10 thoughts on “No Willy, this wasn\’t the consensus”

  1. So more credit creation by the central banks (via artificially low interest rates) and lower capital ratio requirements are what will get us out of this. Ummm, what was it that got us into it again?

  2. PeterB,

    Last time it was those nasty capitalists bankers wot done it. This time it will be managed by those munificent (with our money) and omniscient statists and because they have good intentions and not profit as their motive all will be well.

    Although when you ask why those arch statists the Labour Government didn’t see the banking crisis coming and regulate it away you are met with bluster and obfuscation.

  3. Err… On this credit thingy? Isn’t their some sort of demand side of the equation?

    I mean, if people, or businesses, or whoever don’t want any credit, or feel they can’t afford or risk any credit, then it doesn’t matter if the real interest rates are negative and there’s mega-tonnes of money floating around; they just ain’t biting.

  4. You know, I’ve thought and thought about this, but having a very little brain, it makes steam come out.

    But, only M0 is available for transactions. That’s all there is, however much M3 there is. M3 isn’t money. It’s a paper claim on money. To actually make a transaction, you have to get your hands on some M0, don’t you? So the more M3 you have, the more claims there are on M0. And at some point, that gets unsustainable. And the banks fall over.

    I looked up the money velocity a while ago, and it was about 2. That is ridiculously low, if M3 is really the “M” in the MV=PQ thing. Any pound only gets transacted twice a year? Pull the other one. But you get a much more reasonable figure if it’s M0.

    The only people for whom M3 is “real” is the financial markets. But any time they actually start trying to realise their paper holdings in significant amounts, the M0 runs out rapidly and the whole thing crashes down.

    That’s my take on it, anyway.

  5. Does anyone else get the instinctive feeling that raising capital adequacy requirements from 4% to 8% will result in a doubling of the return period between credit crunches but also make them twice as bad? Or that (with all the talk about breaking up “too big to fail” banks) we will end up with a system that has a dripfeed of small bank failures rather than occasional big ones, and that the cost of either option is roughly the same, over the longer term?
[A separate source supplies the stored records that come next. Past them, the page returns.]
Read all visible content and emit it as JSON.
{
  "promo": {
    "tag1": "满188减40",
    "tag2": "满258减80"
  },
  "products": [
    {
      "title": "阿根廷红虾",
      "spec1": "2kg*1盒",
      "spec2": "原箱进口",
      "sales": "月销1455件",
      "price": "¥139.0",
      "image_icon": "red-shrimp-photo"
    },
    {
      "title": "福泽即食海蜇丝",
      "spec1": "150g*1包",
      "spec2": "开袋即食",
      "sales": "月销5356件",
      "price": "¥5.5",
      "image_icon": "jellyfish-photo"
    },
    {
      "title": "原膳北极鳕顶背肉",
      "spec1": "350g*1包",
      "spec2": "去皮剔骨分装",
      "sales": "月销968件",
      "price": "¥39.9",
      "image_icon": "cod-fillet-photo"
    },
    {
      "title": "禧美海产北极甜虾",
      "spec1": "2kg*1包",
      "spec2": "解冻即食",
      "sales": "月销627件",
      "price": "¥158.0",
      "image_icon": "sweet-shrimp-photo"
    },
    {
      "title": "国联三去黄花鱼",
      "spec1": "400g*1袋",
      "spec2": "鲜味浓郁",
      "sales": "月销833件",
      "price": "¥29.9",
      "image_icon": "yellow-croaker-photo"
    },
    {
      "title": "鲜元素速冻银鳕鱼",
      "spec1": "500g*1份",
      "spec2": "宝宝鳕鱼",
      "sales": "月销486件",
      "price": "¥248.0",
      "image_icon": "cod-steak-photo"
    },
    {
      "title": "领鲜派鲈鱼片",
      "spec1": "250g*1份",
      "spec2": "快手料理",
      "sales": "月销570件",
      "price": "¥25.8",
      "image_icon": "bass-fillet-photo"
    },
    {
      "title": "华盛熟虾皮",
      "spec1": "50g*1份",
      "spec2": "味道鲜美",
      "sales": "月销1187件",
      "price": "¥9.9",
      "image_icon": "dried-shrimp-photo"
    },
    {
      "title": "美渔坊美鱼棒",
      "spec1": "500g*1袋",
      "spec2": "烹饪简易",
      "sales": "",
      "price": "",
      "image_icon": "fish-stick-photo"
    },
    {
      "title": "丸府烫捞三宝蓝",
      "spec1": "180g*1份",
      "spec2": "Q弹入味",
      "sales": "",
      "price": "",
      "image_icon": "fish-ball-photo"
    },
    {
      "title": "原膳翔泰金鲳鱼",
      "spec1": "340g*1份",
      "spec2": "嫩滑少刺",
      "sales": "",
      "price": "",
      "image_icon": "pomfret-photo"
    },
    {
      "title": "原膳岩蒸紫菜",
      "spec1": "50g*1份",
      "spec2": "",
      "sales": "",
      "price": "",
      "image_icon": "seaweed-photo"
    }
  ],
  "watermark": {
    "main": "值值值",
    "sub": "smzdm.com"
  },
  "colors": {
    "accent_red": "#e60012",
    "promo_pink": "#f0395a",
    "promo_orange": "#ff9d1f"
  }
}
  6. Oh dear. A rare mixup, Tim. The credit creation process mainly inflates M1 because of the use of demand deposits (including deposits arising directly from lending) as collateral against further lending. To inflate M2 you need to expand long-term savings – which are actually falling at the moment because of rubbish returns on savings and people withdrawing from savings to meet daily needs due to inflation. M2 does feed M3, but the credit creation process that inflates M1 has no effect on M3. If you wish to expand M3 you need to encourage people to save more in pensions, ISAs and the like – not borrow more.

  7. Sorry, I should have said though – I agree with your point about higher capital requirements depressing the money supply. M1 is shrinking due to squeeze on lending and people paying off debts, and M2 is reduced by low interest rates on savings and people drawing on their savings. M3 is therefore shrinking. Higher capital requirements are in my view one cause of the low rates on savings and squeeze on lending. But they aren’t the only reason.

  8. Oh, and correction to comment 1) above – if M1 expands M3 does of course also expand by the same amount. I meant that there is no multiplier effect between M1 and M3 as a consequence of bank lending.

  9. All the people bleating about fractional reserve banking seem to glide over the rather important aspect of the deposit multiplier and its effects on the money supply. I am not an economist, but that would seem to be a fairly important thing.

  10. David, the deposit multiplier is a one time thing. Any new inflation has to be caused by the government.